Presidente da Ordem dos Advogados do Brasil de São Paulo (OAB-SP), Leonardo Sica, detalhou a proposta de código de ética enviada pela entidade ao Supremo Tribunal Federal (STF) em entrevista ao Estúdio i, da GloboNews. Para ele, é uma necessidade adequar os tribunais aos “novos tempos”.

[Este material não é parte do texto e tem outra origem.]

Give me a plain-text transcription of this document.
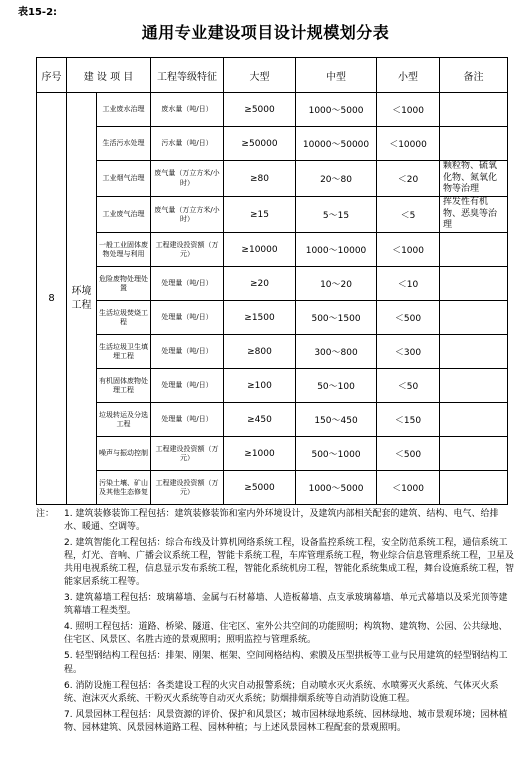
表15-2:
通用专业建设项目设计规模划分表
序号	建 设 项 目		工程等级特征	大型	中型	小型	备注
8	环境工程	工业废水治理	废水量（吨/日）	≥5000	1000～5000	＜1000	
		生活污水处理	污水量（吨/日）	≥50000	10000～50000	＜10000	
		工业烟气治理	废气量（万立方米/小时）	≥80	20～80	＜20	颗粒物、硫氧化物、氮氧化物等治理
		工业废气治理	废气量（万立方米/小时）	≥15	5～15	＜5	挥发性有机物、恶臭等治理
		一般工业固体废物处理与利用	工程建设投资额（万元）	≥10000	1000～10000	＜1000	
		危险废物处理处置	处理量（吨/日）	≥20	10～20	＜10	
		生活垃圾焚烧工程	处理量（吨/日）	≥1500	500～1500	＜500	
		生活垃圾卫生填埋工程	处理量（吨/日）	≥800	300～800	＜300	
		有机固体废物处理工程	处理量（吨/日）	≥100	50～100	＜50	
		垃圾转运及分选工程	处理量（吨/日）	≥450	150～450	＜150	
		噪声与振动控制	工程建设投资额（万元）	≥1000	500～1000	＜500	
		污染土壤、矿山及其他生态修复	工程建设投资额（万元）	≥5000	1000～5000	＜1000	
注： 1. 建筑装修装饰工程包括：建筑装修装饰和室内外环境设计，及建筑内部相关配套的建筑、结构、电气、给排水、暖通、空调等。
2. 建筑智能化工程包括：综合布线及计算机网络系统工程，设备监控系统工程，安全防范系统工程，通信系统工程，灯光、音响、广播会议系统工程，智能卡系统工程，车库管理系统工程，物业综合信息管理系统工程，卫星及共用电视系统工程，信息显示发布系统工程，智能化系统机房工程，智能化系统集成工程，舞台设施系统工程，智能家居系统工程等。
3. 建筑幕墙工程包括：玻璃幕墙、金属与石材幕墙、人造板幕墙、点支承玻璃幕墙、单元式幕墙以及采光顶等建筑幕墙工程类型。
4. 照明工程包括：道路、桥梁、隧道、住宅区、室外公共空间的功能照明；构筑物、建筑物、公园、公共绿地、住宅区、风景区、名胜古迹的景观照明；照明监控与管理系统。
5. 轻型钢结构工程包括：排架、刚架、框架、空间网格结构、索膜及压型拱板等工业与民用建筑的轻型钢结构工程。
6. 消防设施工程包括：各类建设工程的火灾自动报警系统；自动喷水灭火系统、水喷雾灭火系统、气体灭火系统、泡沫灭火系统、干粉灭火系统等自动灭火系统；防烟排烟系统等自动消防设施工程。
7. 风景园林工程包括：风景资源的评价、保护和风景区；城市园林绿地系统、园林绿地、城市景观环境；园林植物、园林建筑、风景园林道路工程、园林种植；与上述风景园林工程配套的景观照明。
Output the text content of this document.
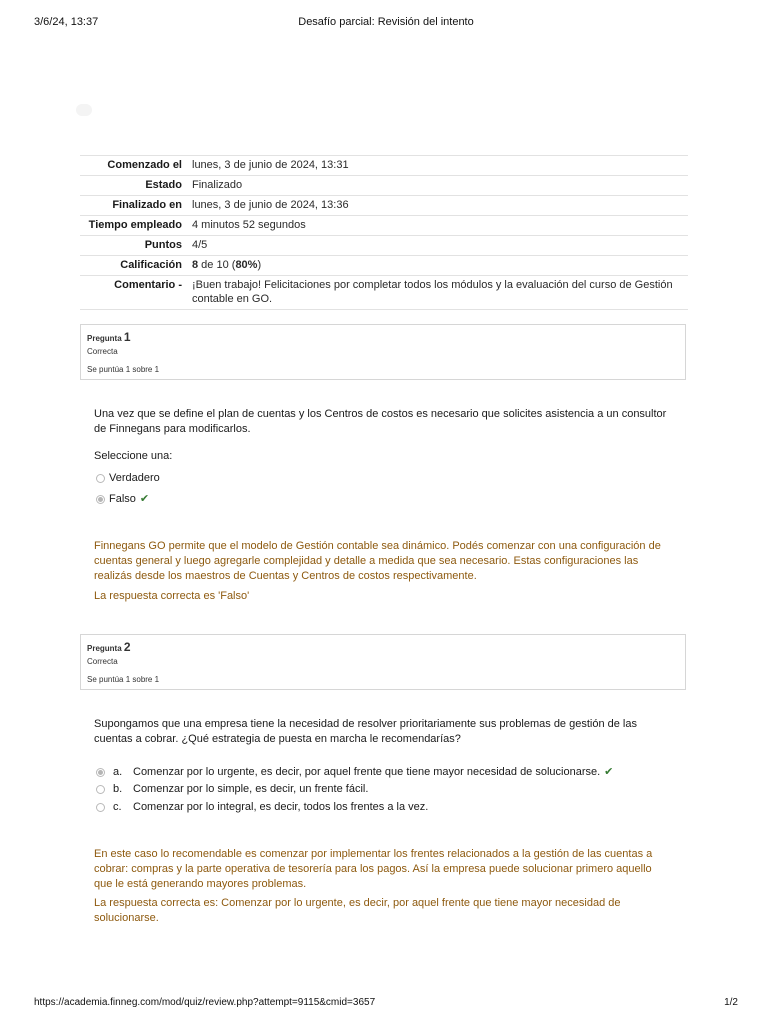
3/6/24, 13:37	Desafío parcial: Revisión del intento
Comenzado el	lunes, 3 de junio de 2024, 13:31
Estado	Finalizado
Finalizado en	lunes, 3 de junio de 2024, 13:36
Tiempo empleado	4 minutos 52 segundos
Puntos	4/5
Calificación	8 de 10 (80%)
Comentario -	¡Buen trabajo! Felicitaciones por completar todos los módulos y la evaluación del curso de Gestión contable en GO.
Pregunta 1
Correcta
Se puntúa 1 sobre 1
Una vez que se define el plan de cuentas y los Centros de costos es necesario que solicites asistencia a un consultor de Finnegans para modificarlos.
Seleccione una:
Verdadero
Falso ✔
Finnegans GO permite que el modelo de Gestión contable sea dinámico. Podés comenzar con una configuración de cuentas general y luego agregarle complejidad y detalle a medida que sea necesario. Estas configuraciones las realizás desde los maestros de Cuentas y Centros de costos respectivamente.
La respuesta correcta es 'Falso'
Pregunta 2
Correcta
Se puntúa 1 sobre 1
Supongamos que una empresa tiene la necesidad de resolver prioritariamente sus problemas de gestión de las cuentas a cobrar. ¿Qué estrategia de puesta en marcha le recomendarías?
a. Comenzar por lo urgente, es decir, por aquel frente que tiene mayor necesidad de solucionarse. ✔
b. Comenzar por lo simple, es decir, un frente fácil.
c.	Comenzar por lo integral, es decir, todos los frentes a la vez.
En este caso lo recomendable es comenzar por implementar los frentes relacionados a la gestión de las cuentas a cobrar: compras y la parte operativa de tesorería para los pagos. Así la empresa puede solucionar primero aquello que le está generando mayores problemas.
La respuesta correcta es: Comenzar por lo urgente, es decir, por aquel frente que tiene mayor necesidad de solucionarse.
https://academia.finneg.com/mod/quiz/review.php?attempt=9115&cmid=3657	1/2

O documento, remetido na sexta-feira (23) ao presidente, ministro Edson Fachin, é uma proposta com regras a serem seguidas pelos integrantes do Supremo. Segundo Sica, a iniciativa teve início em junho de 2025, mas que “o interesse público aumentou por fatos recentes”.
“É uma necessidade de adequar a gestão do poder Judiciário aos nossos tempos. Todas as entidades públicas e privadas hoje em dia têm regras de integridade, de conduta, de transparência, de publicidade. E o poder Judiciário, como um serviço público, tem que se adequar às regras de gestão”, afirmou.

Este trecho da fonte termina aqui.